I didn’t watch the debate last night, but like the majority of Americans, I believe that it’s no contest who is more qualified to be vice-president: Joe Biden.
That said, Biden made a real mistake last night when discussing the vice-president’s powers.
In answer to Gwen Ifill’s question about whether, as Dick Cheney once claimed, the VP is part of both the legislative and executive branches, Biden correctly stated that Cheney is the most dangerous vice-president in history (the only competitor is Aaron Burr, and his danger occurred after he had left the position).
But I think he is quite wrong to so emphatically state that the VP lies solely in the executive branch (Biden was also mistaken as saying that the executive branch is handled in Article I–it’s in Article II, but that’s not a big deal).
Article I, which does concern the legislative power, does make the VP President of the Senate, and gives him the tie-breaking vote, which actually is more power than Article II gives the office.
Biden argued that that is the only power that the VP has as President–the tie-breaker. But under current rules, that’s not quite true. The VP also makes parliamentary rulings, which can be very influential. When the Senate Republicans wanted to abolish the filibuster in 2005 through the “nuclear option,” they were prepared to get a ruling from Cheney that it would be unconstitutional. This was nonsense, but as President of the Senate, the Vice President has the power to do it. As Robert Caro details in his brilliant Master of the Senate, pro civil rights Senators nearly were able to get VP Richard Nixon to do the same in the 1950’s; only further maneuvering by Johnson and Richard Russell was able to prevent it.
Historically, the Vice Presidency was considered part of the legislative branch; for that reason, George Washington did not invite John Adams to Cabinet meetings (although given Adams’ dyspeptic personality, there might have been other reasons as well). While the 12th Amendment changed things by allowing the Presidential and Vice-Presidential candidates to run together, it did not change conceptions very much. In Doris Kearns Goodwin’s famous tome on Lincoln’s Cabinet, his first-term Veep, Hannibal Hamlin plays a cameo role early on and then disappears. As FDR’s Vice-President, Harry Truman spent most of his time presiding over the Senate, and was enjoying an end-of-the-day bourbon with Congressional leaders in House Speaker Sam Rayburn’s office when he learned that Roosevelt had died.
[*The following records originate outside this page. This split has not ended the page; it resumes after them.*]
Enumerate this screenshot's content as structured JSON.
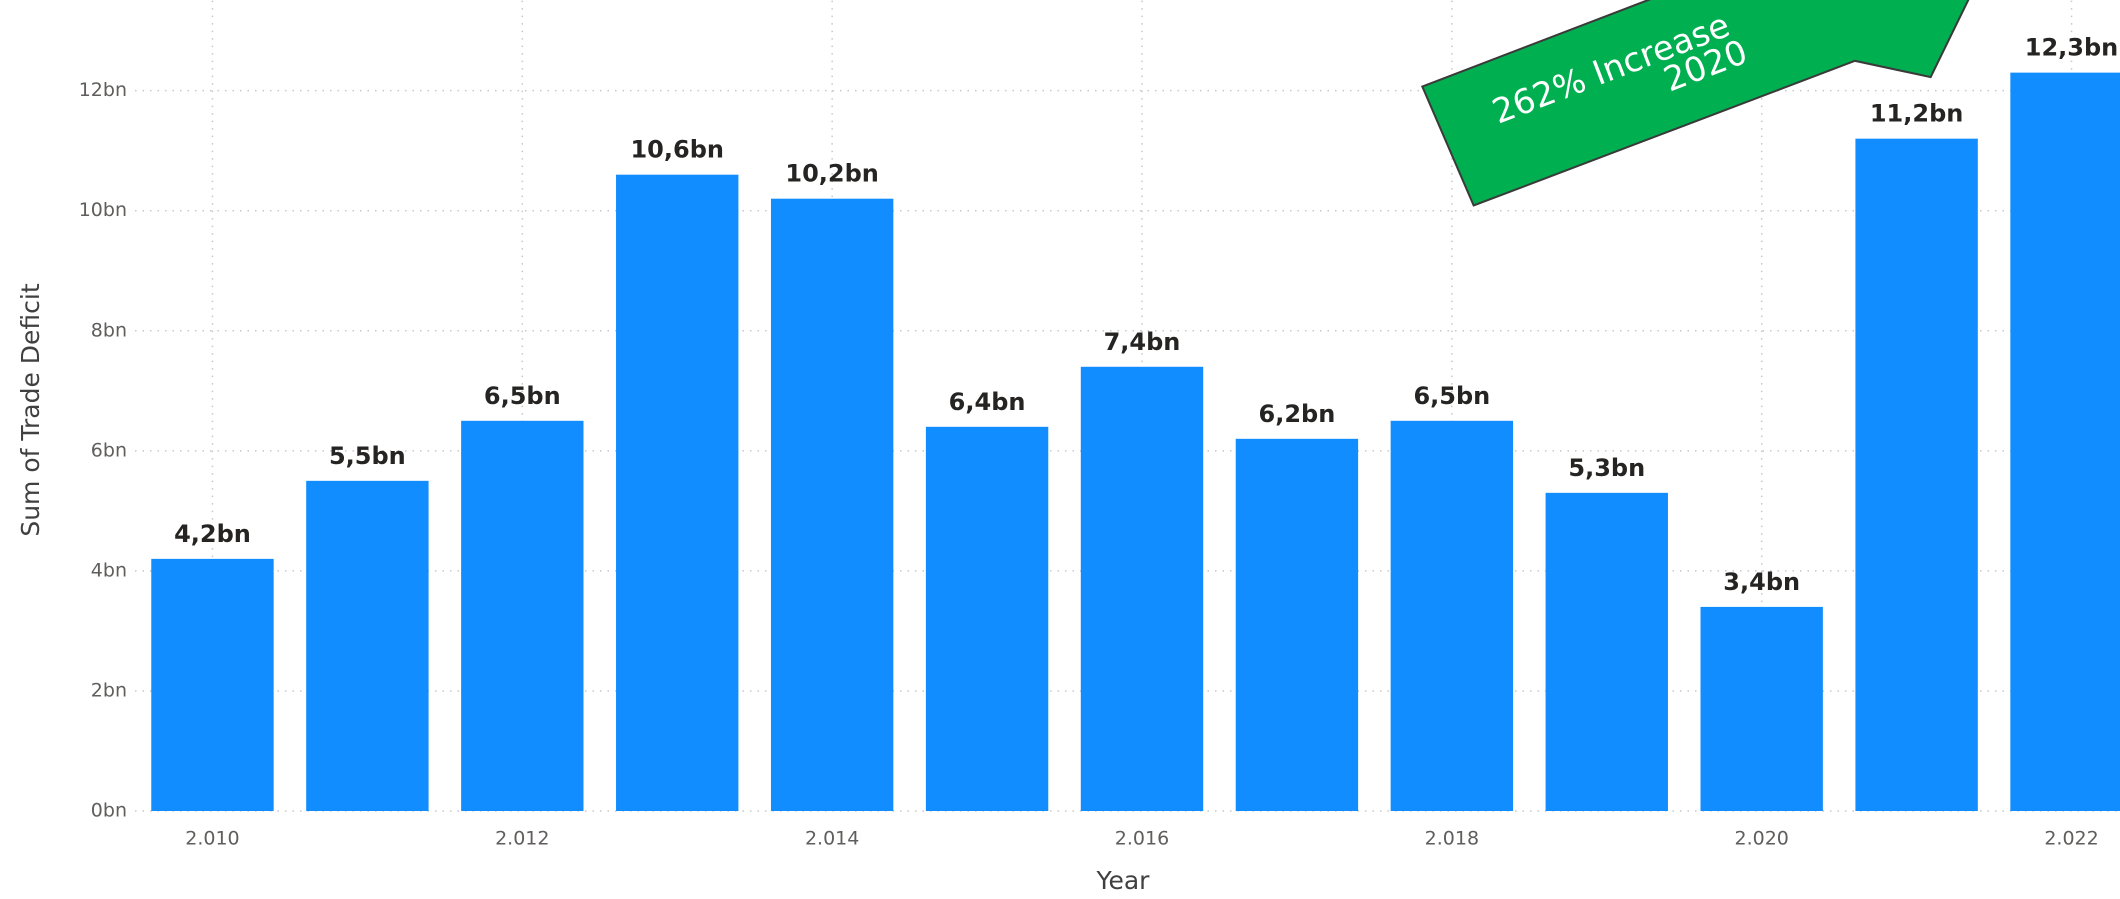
{
  "chart_data": {
    "type": "bar",
    "x_label": "Year",
    "y_label": "Sum of Trade Deficit",
    "annotation": [
      "262% Increase",
      "2020"
    ],
    "x": [
      2010,
      2011,
      2012,
      2013,
      2014,
      2015,
      2016,
      2017,
      2018,
      2019,
      2020,
      2021,
      2022
    ],
    "values": [
      4.2,
      5.5,
      6.5,
      10.6,
      10.2,
      6.4,
      7.4,
      6.2,
      6.5,
      5.3,
      3.4,
      11.2,
      12.3
    ],
    "value_labels": [
      "4,2bn",
      "5,5bn",
      "6,5bn",
      "10,6bn",
      "10,2bn",
      "6,4bn",
      "7,4bn",
      "6,2bn",
      "6,5bn",
      "5,3bn",
      "3,4bn",
      "11,2bn",
      "12,3bn"
    ],
    "color": "#118dff",
    "xlim": [
      2009.5,
      2022.5
    ],
    "xticks": [
      {
        "value": 2010,
        "label": "2.010"
      },
      {
        "value": 2012,
        "label": "2.012"
      },
      {
        "value": 2014,
        "label": "2.014"
      },
      {
        "value": 2016,
        "label": "2.016"
      },
      {
        "value": 2018,
        "label": "2.018"
      },
      {
        "value": 2020,
        "label": "2.020"
      },
      {
        "value": 2022,
        "label": "2.022"
      }
    ],
    "ylim": [
      0,
      13.5
    ],
    "yticks": [
      {
        "value": 0,
        "label": "0bn"
      },
      {
        "value": 2,
        "label": "2bn"
      },
      {
        "value": 4,
        "label": "4bn"
      },
      {
        "value": 6,
        "label": "6bn"
      },
      {
        "value": 8,
        "label": "8bn"
      },
      {
        "value": 10,
        "label": "10bn"
      },
      {
        "value": 12,
        "label": "12bn"
      }
    ],
    "grid": true
  }
}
So I think that there is a decent, colorable claim that in fact the Vice-President does belong to two branches. And there is an important point to this.
One aspect of the Conservative Movement’s Unitary Executive theory is that there is, in fact, a strict separation of power between the branches. Something is either in one branch, or the other but not both. This serves as one important basis for Dick Cheney and David Addington’s notion that the executive doesn’t have to disclose anything to Congress: every agency that they deal with, they argue, is part of the executive branch, and Congress can’t interfere. Ditto with the judiciary. Similarly, Congress cannot meddle with administrative agencies unless they pass a statute specifically directing it to do something: after that, the President, as the head of the executive branch can direct them to do anything not explicitly outlawed by statute (and sometimes even if they are). Most Unitary Executive proponents would not push it quite this far, but it is sometimes implied in the theory.
But, as the Veep’s role shows, it is quite wrong. Federal administrative agencies are both legislative and executive. Similarly, most governmental powers defy simple characterization as “legislative,” “executive” or “judicial.” The President can veto bills, giving him a formidable legislative power. Congress can investigate, subpoena, grant immunity to witnesses, hold parties in contempt and even jail them. Only judges can actually enforce the law by issuing judgments; they can enforce their judgments through contempt and injunctions.
Thus, Richard Neustadt, the greatest theorist of presidential power, got it essentially right when he argued that the Constitution does not establish the “separation of powers,” but rather “separate institutions sharing power.” In other words, the Constitution establishes checks and balances, not a separation of powers,
Part of the Unitary Executive theory is designed to hamstring government by placing governmental powers and governmental agencies into neat little boxes, and thus destroy the government’s ability to act. Progressives should not fall for this. One reason why negotiations over the bailout bill have been difficult has been the Supreme Court’s invalidation of the legislative veto in INS v. Chadha: Congress would be more willing to grant executive authority if one House could veto the Treasury from doing things.
So the moral is: all hail the mighty Vice-President!
UPDATE: I wrote this before seeing Steve’s related post on the topic. Consider this at least something of a response. I doubt whether a Vice-President with a Senate minority can do much, but a Vice-President with a Senate majority can do something if she is ready to be aggressive about the rules.